Your brush collection is fantastic!  No, your entire collection is!


----------



## KittieSparkles (May 20, 2008)

Thanks Ladies. 

Over all I like the Two Face palette, I just do not like the lipglosses but the shadows are very nice


----------



## SiCiLyGiRl (May 20, 2008)

wow great stuff!


----------



## glam8babe (May 20, 2008)

lovely collection


----------



## newagetomatoz (Jun 1, 2008)

You have such an awesome collection!!  I so want to steal your shadows and brushes!!  Plus, your vanity is incredible cute!


----------



## aziajs (Jun 1, 2008)

How cute!


----------



## iluffyew769769 (Jun 1, 2008)

You have a great collection!!! I'm jealous!


----------



## talste (Jun 2, 2008)

phew, seeing your collection makes me feel less guilty about the money spent on mine 
	

	
	
		
		

		
		
	


	




 I need to show my hubby the traincase threads one day and say "see, I'm really not that bad"


----------



## concertina (Jun 2, 2008)

NICE!! That is a lipstick collection to be envious of, for sure!

What is that perfume with the pink dot on top? Its a roundish bottle with a black lid, topped with the pink dot. It looks so familiar!


----------



## Twinkle_Twinkle (Jun 2, 2008)

I see you have NYX blushes.  Are they any good/do you like them?  And which shades do you have.  And great collection!


----------



## KittieSparkles (Jun 8, 2008)

Quote:

   Originally Posted by *concertina* 

 
_NICE!! That is a lipstick collection to be envious of, for sure!

What is that perfume with the pink dot on top? Its a roundish bottle with a black lid, topped with the pink dot. It looks so familiar!_

 

That is YSL's Paris <3


----------



## KittieSparkles (Jun 8, 2008)

Quote:

   Originally Posted by *Twinkle_Twinkle* 

 
_I see you have NYX blushes. Are they any good/do you like them? And which shades do you have. And great collection!_

 

I have Copper, Dusty Rose and Desert Rose. I love to use a compination of Dusty Rose and Copper. I did not like Desert Rose too much, makes me look like a hooker... hehehehe...
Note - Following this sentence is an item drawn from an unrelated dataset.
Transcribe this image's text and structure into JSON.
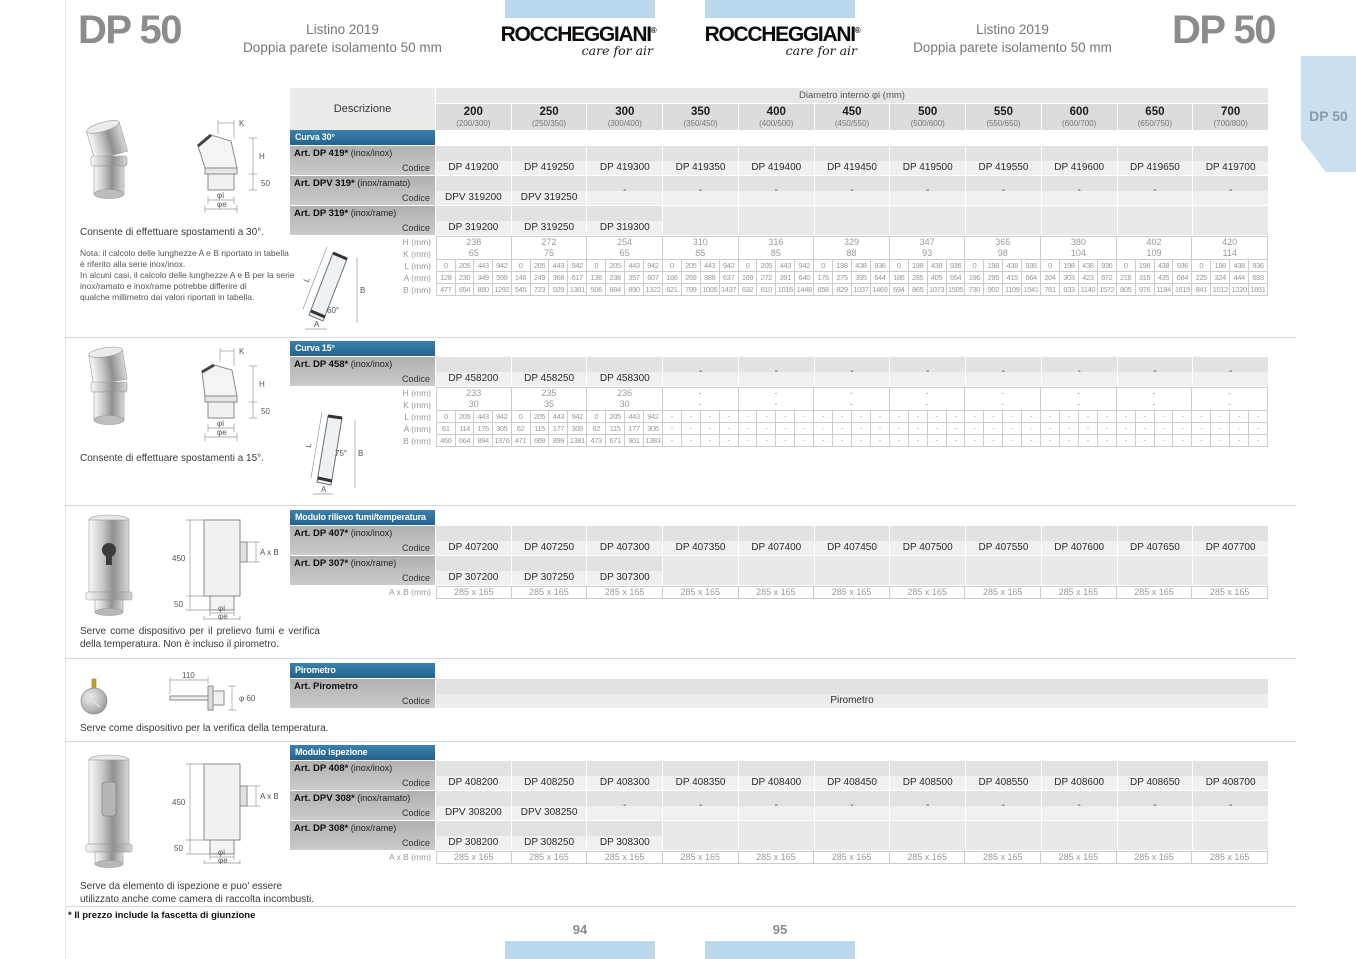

Over all I like them. For the price they are really good and super pigmented. I have not been able to get anymore because every time I head to Ulta they are sold out.


----------



## ~Zoe~ (Jun 10, 2008)

Pretty collection, I love your vanity! 
Where did you get those gorgeous boxes that hold your brushes?


----------



## nunu (Jun 10, 2008)

love your collection!


----------



## KittieSparkles (Jun 11, 2008)

Quote:

   Originally Posted by *~Zoé~* 

 
_Pretty collection, I love your vanity! 
Where did you get those gorgeous boxes that hold your brushes?_

 

I got them at the dollar store during christmas. 
	

	
	
		
		

		
		
	


	




 They are actually votive candle holders. I have seem similar ones at craft stores.


----------



## animacani (Nov 25, 2008)

What are the blushes you have in your palette? Loves them <3


----------



## emeraldjewels (Nov 25, 2008)

great collection!


----------



## TamiChoi (Dec 2, 2008)

i want your collection! ... with the heatherette lippies


----------



## Cindy1969 (Dec 4, 2008)

Great collection !!! I love it !


----------



## MissCrystal (Dec 4, 2008)

i love all those eye penciles .... great collection


----------



## Ms.Matashi (Dec 4, 2008)

Great collection and I love your vanity!!!


----------